Open Reel Deck
The jazz-funk of Marcus Strickland’s crack Twi-Life Group is a surprise from the saxophonist who, with twin brother and drummer E.J., was once the Marsalises’ heir apparent. Indeed, Open Reel Deck plants the group firmly onto a continuum with hip-hop. Both funk and hip-hop are for dancing and partying, but this disc (recorded live at Jazz Standard) targets the intellect even as it makes the head bob. It’s fun and engaging, though slightly ham-handed.
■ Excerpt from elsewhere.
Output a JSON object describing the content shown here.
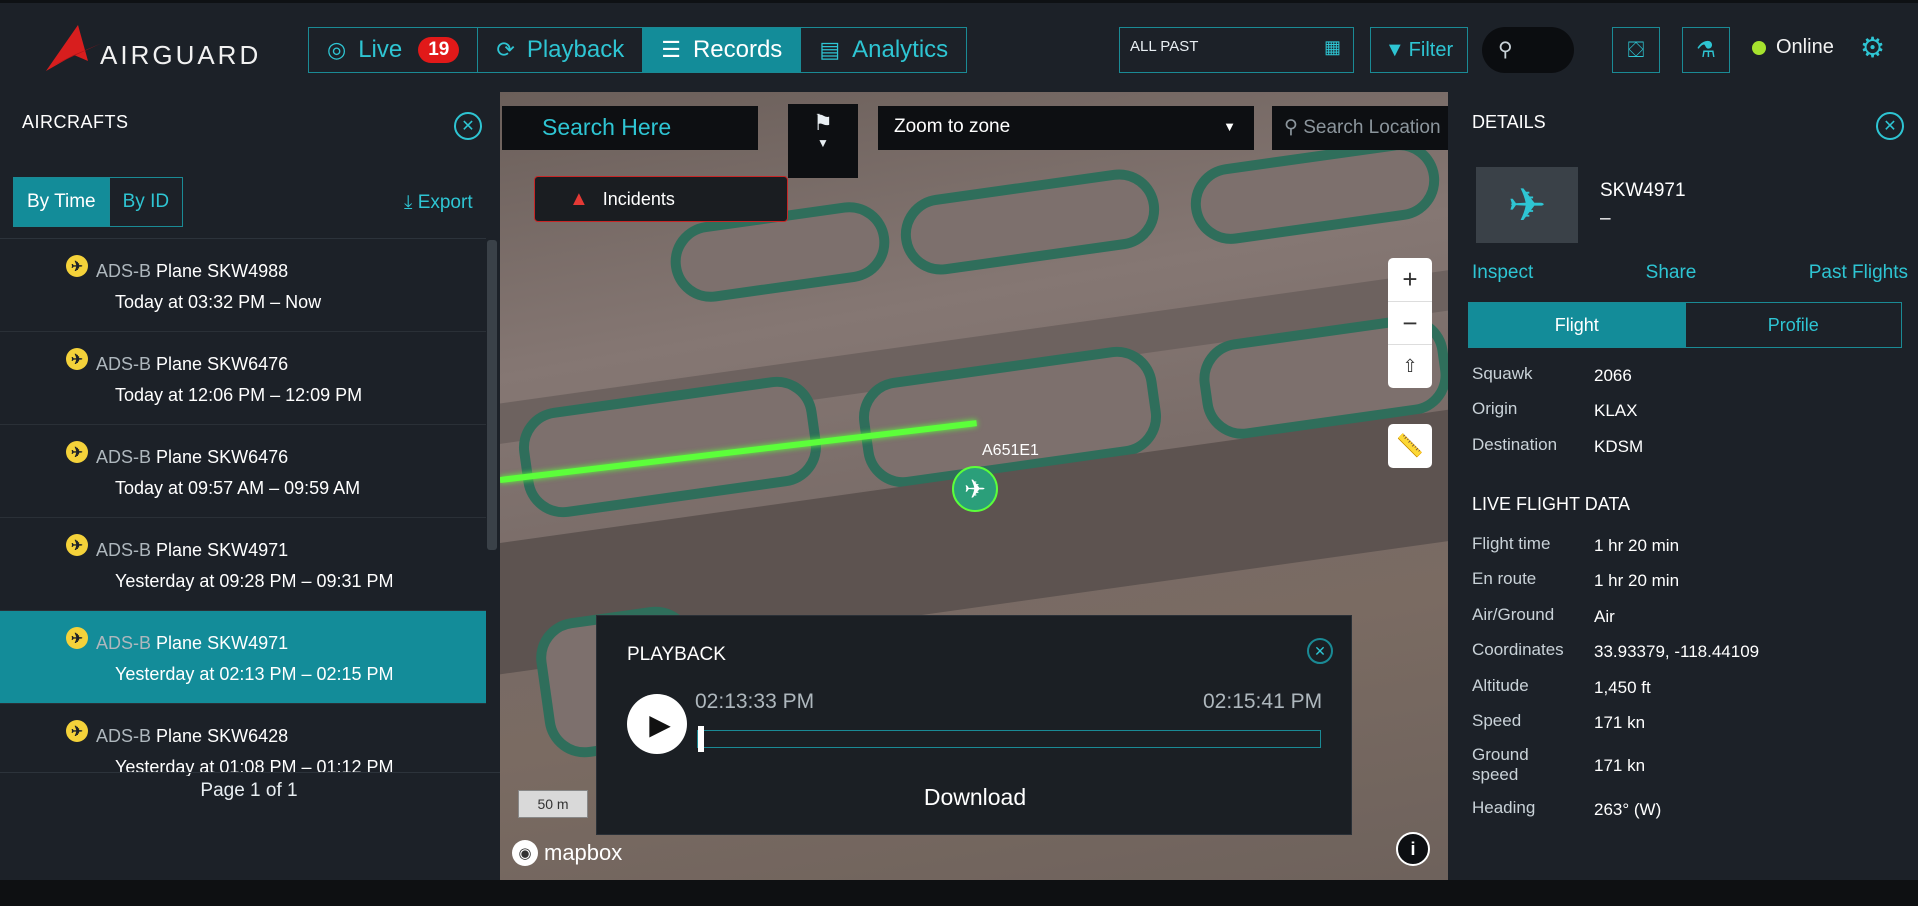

Open Reel Deck celebrates both Strickland’s old reel-to-reel stereo and the music he first heard on it. The latter homage features a rich, laid-back groove that might pass for lounge-jazz if not for E.J. Strickland’s relentless beats. Bassist Carlos Henderson and guitarist Mike Moreno seem intent on absorbing the drums’ impact—on “Freaky Deaky,” Moreno creates a cushion of sound that recalls U2’s the Edge—but E.J. wins out, helped by the powerful accents in his brother’s tenor solos. Also dominant is the booming voice of Malachi, delivering spoken-word poetry on five tracks. Strickland insists that Malachi’s style isn’t rap, but it’s hard not to hear the hip-hop underground in his cadences and relationship to the music.
Strickland’s salute to his old tape machine is maddeningly flawed. He plays one track (“Inception”) on the reel-to-reel, records that playback, and splits it into three staggered segments. It inspires neither admiration nor nostalgia, only frustration at the tape hiss and the slicing of what should be the best track. Fortunately the disc is strong enough to overcome the handicap.